After considering these factors, Brewster stated:
“The DNA fee is a legal financial obligation. Its purpose is monetary, rather than retributive or deterrent. Such obligations have historically not been regarded as punishment. The fee does not define or punish criminal behavior and does not require a finding of scienter. It does not involve a disability or restraint. The amount of the fee is fixed and does not depend on the gravity of the offense, and is not excessive in relation to its purpose. The DNA collection fee is not punitive.” (Emphasis added.) Brewster, 218 P.3d at 251.
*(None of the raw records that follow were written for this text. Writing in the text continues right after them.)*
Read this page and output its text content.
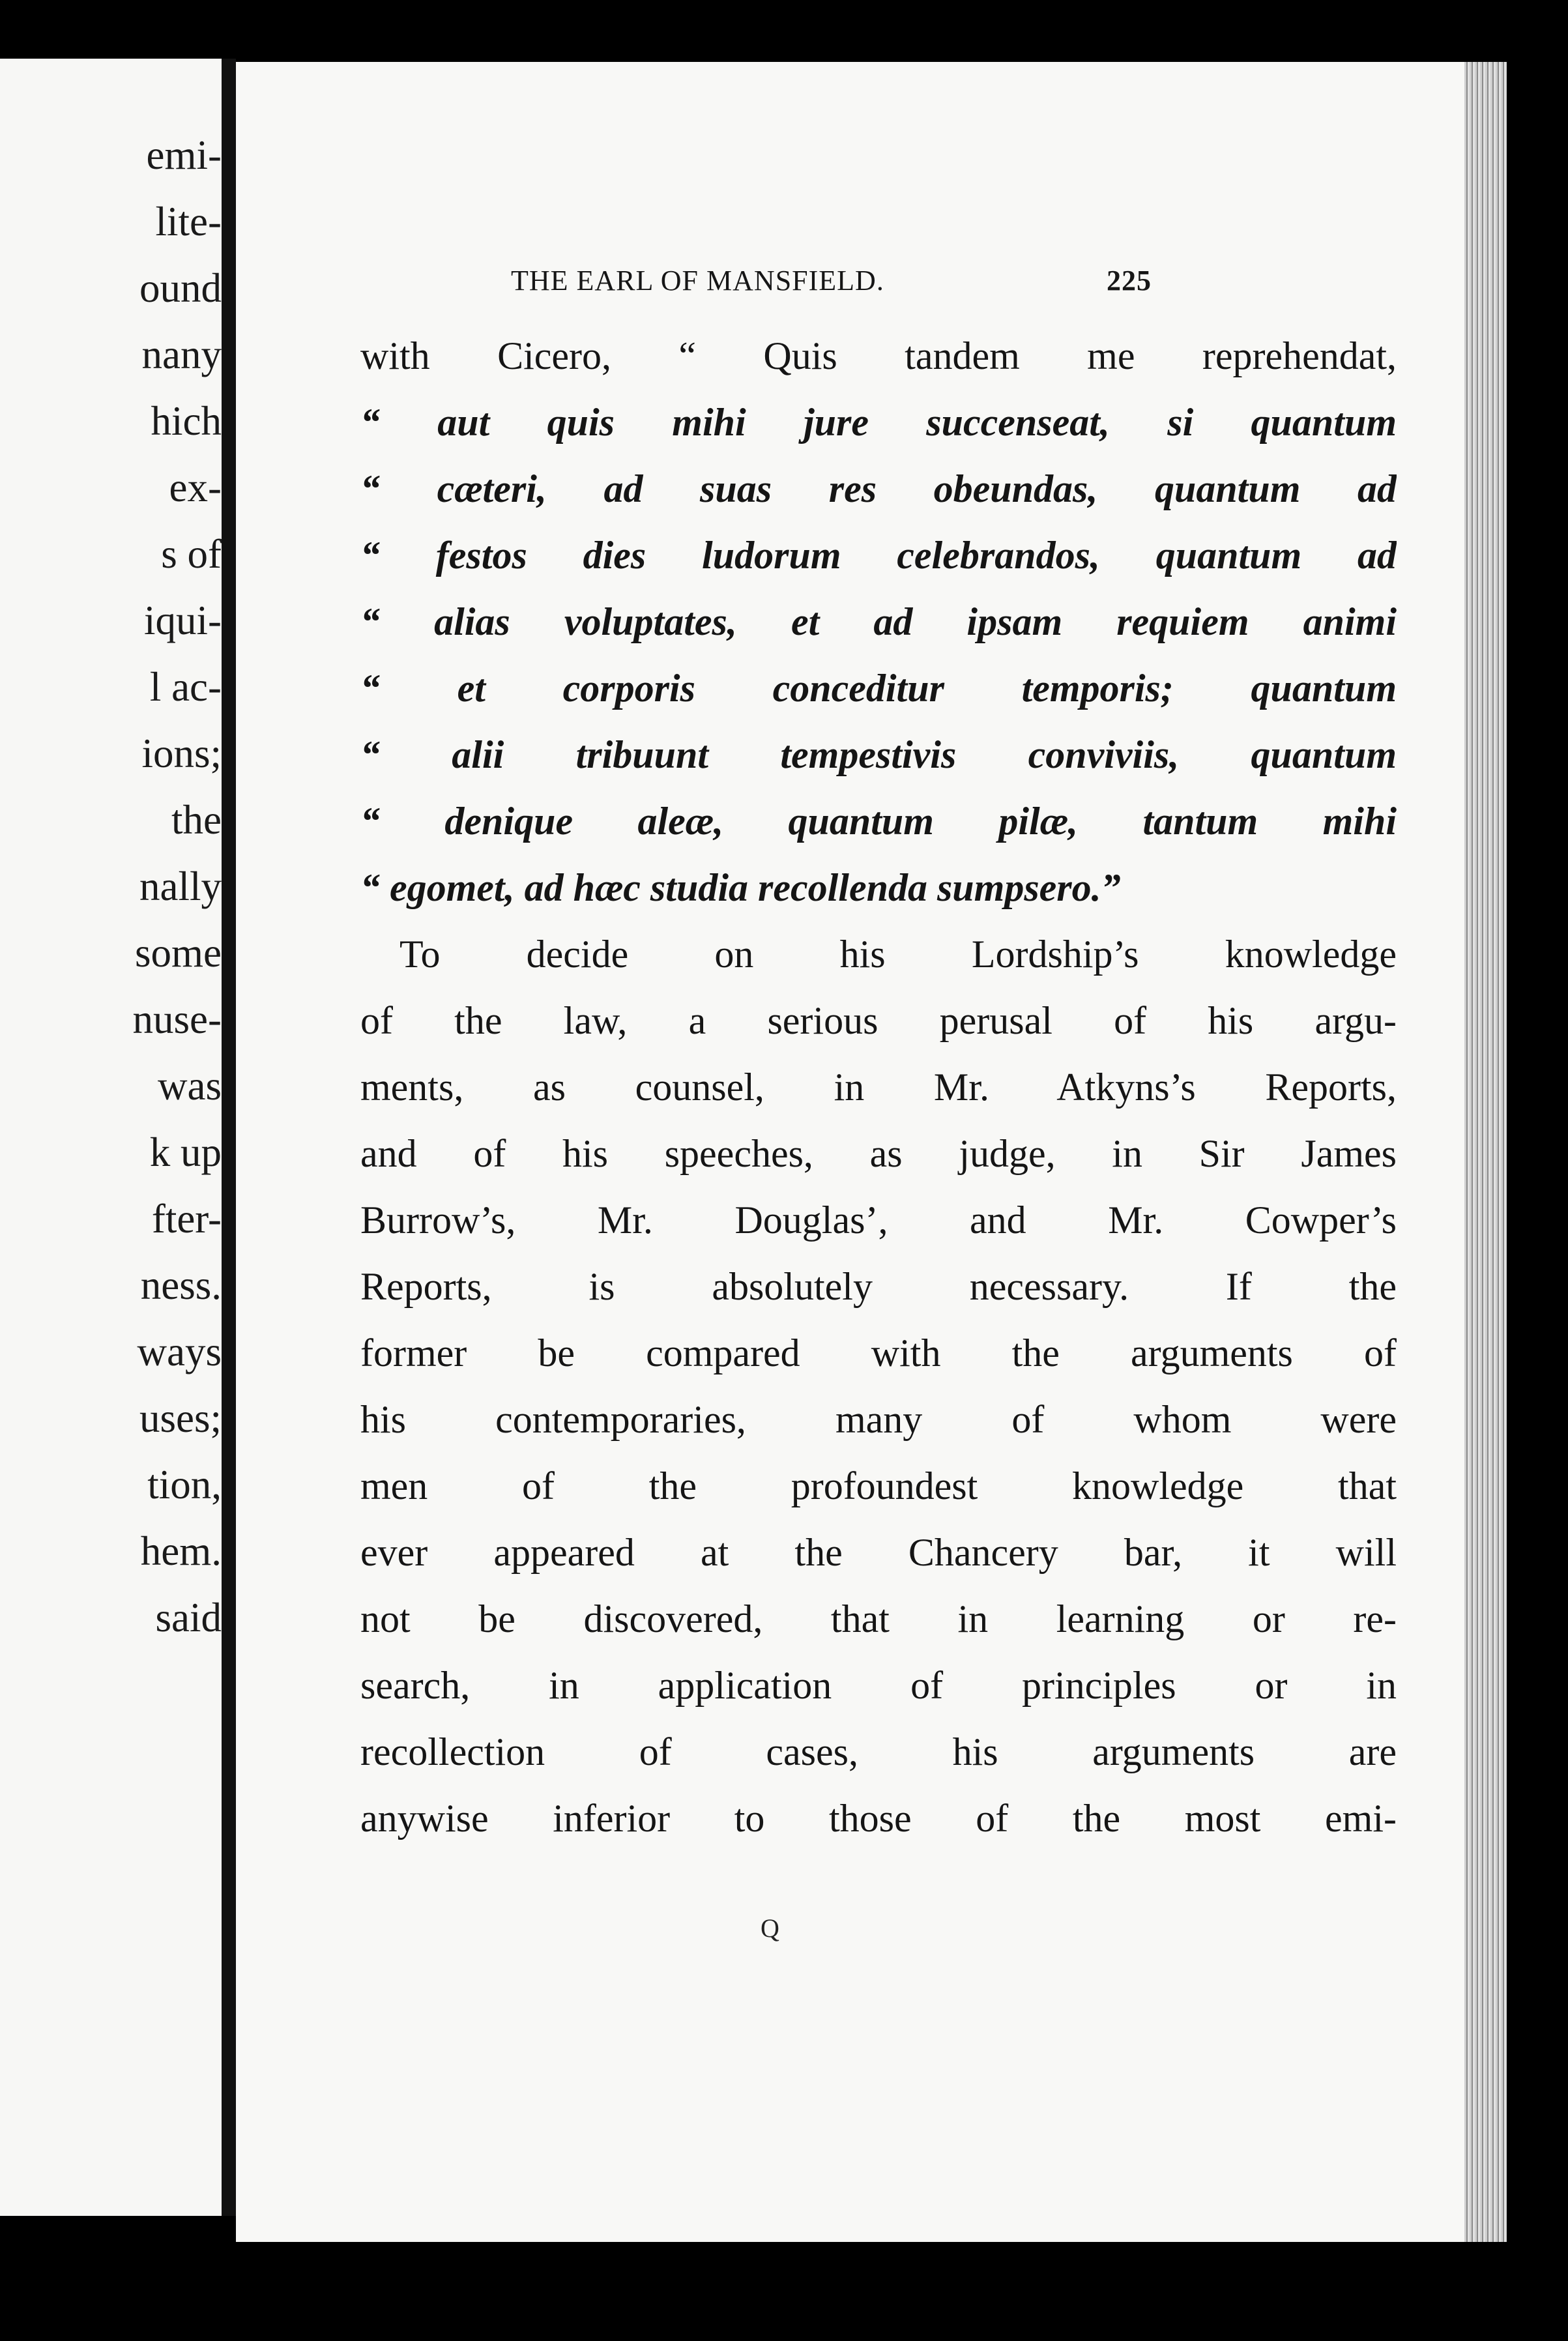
emi-
lite-
ound
nany
hich
ex-
s of
iqui-
l ac-
ions;
the
nally
some
nuse-
was
k up
fter-
ness.
ways
uses;
tion,
hem.
said
THE EARL OF MANSFIELD.	225
with Cicero, “ Quis tandem me reprehendat,
“ aut quis mihi jure succenseat, si quantum
“ cæteri, ad suas res obeundas, quantum ad
“ festos dies ludorum celebrandos, quantum ad
“ alias voluptates, et ad ipsam requiem animi
“ et corporis conceditur temporis; quantum
“ alii tribuunt tempestivis conviviis, quantum
“ denique aleæ, quantum pilæ, tantum mihi
“ egomet, ad hæc studia recollenda sumpsero.”
To decide on his Lordship’s knowledge
of the law, a serious perusal of his argu-
ments, as counsel, in Mr. Atkyns’s Reports,
and of his speeches, as judge, in Sir James
Burrow’s, Mr. Douglas’, and Mr. Cowper’s
Reports, is absolutely necessary. If the
former be compared with the arguments of
his contemporaries, many of whom were
men of the profoundest knowledge that
ever appeared at the Chancery bar, it will
not be discovered, that in learning or re-
search, in application of principles or in
recollection of cases, his arguments are
anywise inferior to those of the most emi-
Q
¶ 27 Brewster 's assertions regarding the purpose and effect of Washington's DNA collection charge are largely applicable to the DNA analysis charge in the case at bar. We find Brewster informative and persuasive as to the question here: whether the section 5–4–3(j) DNA charge is a fine for purposes of presentencing credit.
¶ 28 For the reasons set forth above, we conclude the DNA analysis charge is not punitive. It is a one-time charge intended to cover the cost of analyzing the DNA sample submitted by the qualifying offender (see Marshall, 242 Ill.2d at 296–97, 303, 351 Ill.Dec. 172, 950 N.E.2d 668) and is therefore compensatory. Though imposed at sentencing, it does not serve to punish a defendant in addition to the sentence he received. The $200 DNA charge is not a fine, and therefore it is not subject to offset by the section 110–14 presentence incarceration credit.
¶ 29 III. CONCLUSION
¶ 30 For the reasons set forth above, we affirm the judgment of the appellate court.
¶ 31 Affirmed.
Justice FREEMAN delivered the judgment of the court, with opinion.
Chief Justice KILBRIDE and Justices THOMAS, GARMAN, KARMEIER, BURKE, and THEIS concurred in the judgment and opinion.